UI developing gene therapy to help reduce problems with organ transplants

IOWA CITY, Iowa -- Someday doctors may be able to reduce the risk of organ rejection in transplant patients, thanks to a gene therapy that University of Iowa researchers are designing.

While the UI research has focused on liver transplantation, the new therapy also could help to decrease the damage that heart attacks cause and may even be useful for preventing problems before they occur.

"This type of gene therapy for acquired disease is part of an emerging field of therapeutics," said John F. Engelhardt, Ph.D., UI associate professor of anatomy and cell biology, and the project's principal investigator. "Its application is not limited to the liver."

A team of UI investigators currently is using models to test the gene therapy as the group moves towards the therapy's clinical application for liver transplantation. Different elements of the UI research appeared in the June issue of Nature Medicine and more recently in the October issue of Hepatology.

The UI-designed gene therapy would target ischemia-reperfusion injuries. When organs in the body have reduced blood flow such as during transplants and heart attacks, they lack adequate oxygen to support life. While this aspect, called ischemia, is not itself significantly damaging to cells, when blood flow is re-established (called reperfusion), the high levels of oxygen create damaging compounds.

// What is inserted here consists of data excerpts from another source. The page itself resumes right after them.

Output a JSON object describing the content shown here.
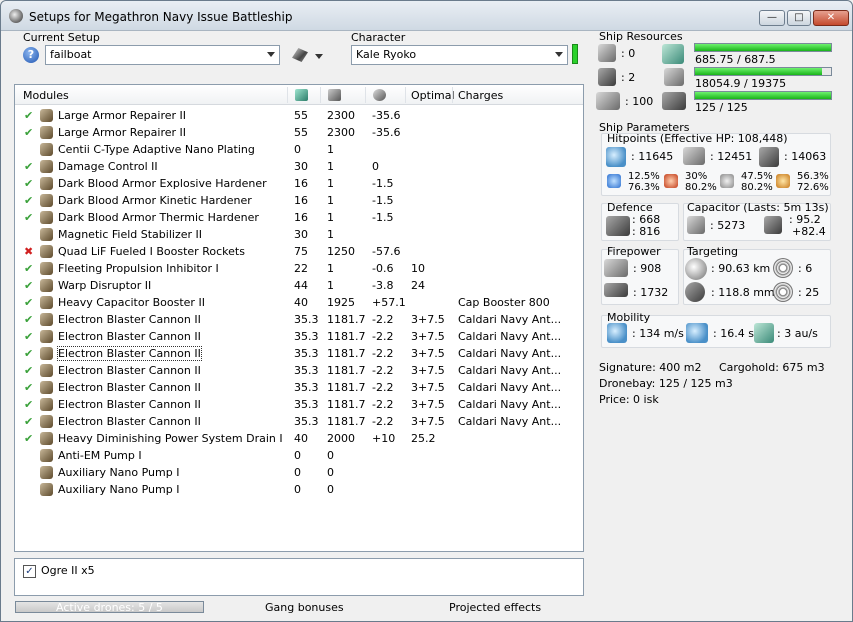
{
  "window": {
    "title": "Setups for Megathron Navy Issue Battleship"
  },
  "setup": {
    "label": "Current Setup",
    "value": "failboat"
  },
  "character": {
    "label": "Character",
    "value": "Kale Ryoko"
  },
  "modules": {
    "headers": {
      "modules": "Modules",
      "optimal": "Optimal",
      "charges": "Charges"
    },
    "rows": [
      {
        "status": "ok",
        "name": "Large Armor Repairer II",
        "c1": "55",
        "c2": "2300",
        "c3": "-35.6",
        "optimal": "",
        "charges": ""
      },
      {
        "status": "ok",
        "name": "Large Armor Repairer II",
        "c1": "55",
        "c2": "2300",
        "c3": "-35.6",
        "optimal": "",
        "charges": ""
      },
      {
        "status": "",
        "name": "Centii C-Type Adaptive Nano Plating",
        "c1": "0",
        "c2": "1",
        "c3": "",
        "optimal": "",
        "charges": ""
      },
      {
        "status": "ok",
        "name": "Damage Control II",
        "c1": "30",
        "c2": "1",
        "c3": "0",
        "optimal": "",
        "charges": ""
      },
      {
        "status": "ok",
        "name": "Dark Blood Armor Explosive Hardener",
        "c1": "16",
        "c2": "1",
        "c3": "-1.5",
        "optimal": "",
        "charges": ""
      },
      {
        "status": "ok",
        "name": "Dark Blood Armor Kinetic Hardener",
        "c1": "16",
        "c2": "1",
        "c3": "-1.5",
        "optimal": "",
        "charges": ""
      },
      {
        "status": "ok",
        "name": "Dark Blood Armor Thermic Hardener",
        "c1": "16",
        "c2": "1",
        "c3": "-1.5",
        "optimal": "",
        "charges": ""
      },
      {
        "status": "",
        "name": "Magnetic Field Stabilizer II",
        "c1": "30",
        "c2": "1",
        "c3": "",
        "optimal": "",
        "charges": ""
      },
      {
        "status": "err",
        "name": "Quad LiF Fueled I Booster Rockets",
        "c1": "75",
        "c2": "1250",
        "c3": "-57.6",
        "optimal": "",
        "charges": ""
      },
      {
        "status": "ok",
        "name": "Fleeting Propulsion Inhibitor I",
        "c1": "22",
        "c2": "1",
        "c3": "-0.6",
        "optimal": "10",
        "charges": ""
      },
      {
        "status": "ok",
        "name": "Warp Disruptor II",
        "c1": "44",
        "c2": "1",
        "c3": "-3.8",
        "optimal": "24",
        "charges": ""
      },
      {
        "status": "ok",
        "name": "Heavy Capacitor Booster II",
        "c1": "40",
        "c2": "1925",
        "c3": "+57.1",
        "optimal": "",
        "charges": "Cap Booster 800"
      },
      {
        "status": "ok",
        "name": "Electron Blaster Cannon II",
        "c1": "35.3",
        "c2": "1181.7",
        "c3": "-2.2",
        "optimal": "3+7.5",
        "charges": "Caldari Navy Ant..."
      },
      {
        "status": "ok",
        "name": "Electron Blaster Cannon II",
        "c1": "35.3",
        "c2": "1181.7",
        "c3": "-2.2",
        "optimal": "3+7.5",
        "charges": "Caldari Navy Ant..."
      },
      {
        "status": "ok",
        "name": "Electron Blaster Cannon II",
        "c1": "35.3",
        "c2": "1181.7",
        "c3": "-2.2",
        "optimal": "3+7.5",
        "charges": "Caldari Navy Ant..."
      },
      {
        "status": "ok",
        "name": "Electron Blaster Cannon II",
        "c1": "35.3",
        "c2": "1181.7",
        "c3": "-2.2",
        "optimal": "3+7.5",
        "charges": "Caldari Navy Ant..."
      },
      {
        "status": "ok",
        "name": "Electron Blaster Cannon II",
        "c1": "35.3",
        "c2": "1181.7",
        "c3": "-2.2",
        "optimal": "3+7.5",
        "charges": "Caldari Navy Ant..."
      },
      {
        "status": "ok",
        "name": "Electron Blaster Cannon II",
        "c1": "35.3",
        "c2": "1181.7",
        "c3": "-2.2",
        "optimal": "3+7.5",
        "charges": "Caldari Navy Ant..."
      },
      {
        "status": "ok",
        "name": "Electron Blaster Cannon II",
        "c1": "35.3",
        "c2": "1181.7",
        "c3": "-2.2",
        "optimal": "3+7.5",
        "charges": "Caldari Navy Ant..."
      },
      {
        "status": "ok",
        "name": "Heavy Diminishing Power System Drain I",
        "c1": "40",
        "c2": "2000",
        "c3": "+10",
        "optimal": "25.2",
        "charges": ""
      },
      {
        "status": "",
        "name": "Anti-EM Pump I",
        "c1": "0",
        "c2": "0",
        "c3": "",
        "optimal": "",
        "charges": ""
      },
      {
        "status": "",
        "name": "Auxiliary Nano Pump I",
        "c1": "0",
        "c2": "0",
        "c3": "",
        "optimal": "",
        "charges": ""
      },
      {
        "status": "",
        "name": "Auxiliary Nano Pump I",
        "c1": "0",
        "c2": "0",
        "c3": "",
        "optimal": "",
        "charges": ""
      }
    ]
  },
  "drones": {
    "item": "Ogre II x5",
    "checked": true,
    "active": "Active drones: 5 / 5",
    "active_fraction": 1.0
  },
  "footer": {
    "gang": "Gang bonuses",
    "projected": "Projected effects"
  },
  "resources": {
    "label": "Ship Resources",
    "turret": ": 0",
    "launcher": ": 2",
    "drone_bw": ": 100",
    "cpu": {
      "text": "685.75 / 687.5",
      "fraction": 0.9975
    },
    "power": {
      "text": "18054.9 / 19375",
      "fraction": 0.932
    },
    "calib": {
      "text": "125 / 125",
      "fraction": 1.0
    }
  },
  "params": {
    "label": "Ship Parameters",
    "hp_label": "Hitpoints (Effective HP: 108,448)",
    "shield": ": 11645",
    "armor": ": 12451",
    "structure": ": 14063",
    "res": [
      {
        "top": "12.5%",
        "bottom": "76.3%"
      },
      {
        "top": "30%",
        "bottom": "80.2%"
      },
      {
        "top": "47.5%",
        "bottom": "80.2%"
      },
      {
        "top": "56.3%",
        "bottom": "72.6%"
      }
    ],
    "defence": {
      "label": "Defence",
      "line1": ": 668",
      "line2": ": 816"
    },
    "capacitor": {
      "label": "Capacitor (Lasts: 5m 13s)",
      "amount": ": 5273",
      "line1": ": 95.2",
      "line2": "+82.4"
    },
    "firepower": {
      "label": "Firepower",
      "dps": ": 908",
      "volley": ": 1732"
    },
    "targeting": {
      "label": "Targeting",
      "range": ": 90.63 km",
      "targets": ": 6",
      "scan": ": 118.8 mm",
      "sensor": ": 25"
    },
    "mobility": {
      "label": "Mobility",
      "speed": ": 134 m/s",
      "align": ": 16.4 s",
      "warp": ": 3 au/s"
    },
    "signature": "Signature: 400 m2",
    "cargohold": "Cargohold: 675 m3",
    "dronebay": "Dronebay: 125 / 125 m3",
    "price": "Price: 0 isk"
  }
}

"These compounds can signal cells to commit suicide," Engelhardt said. "We have designed a gene therapy that creates a garbage disposal of sorts for clearing these damaging compounds from the body before cell death can occur."

Using an engineered defective common cold virus, the researchers transfer a therapeutic gene, called mitochondrial superoxide dismutase (MnSOD), to all liver cells in order to reduce ischemia-reperfusion induced damage.

"The application of this work will hopefully lead to treatments that can increase the success of organ transplantation," Engelhardt said. "The investigators are using similar approaches to reduce the damage caused by heart attacks as well."

By using the gene therapy as soon as possible after the heart attack occurs, physicians can hopefully help the damaged cells to repair themselves, Engelhardt said. This therapy also could help those at high risk of heart attacks by reducing damage from ischemic heart disease.

This type of gene therapy research is part of the UI's newly funded Gene Therapy Core Center, which Engelhardt will direct. The National Institutes of Health and the Cystic Fibrosis Foundation recently awarded the UI an $8 million, five-year grant to develop the center, which is expected to be operational by November. The UI is one of two institutions nationwide that received funding this fiscal year to establish such a center.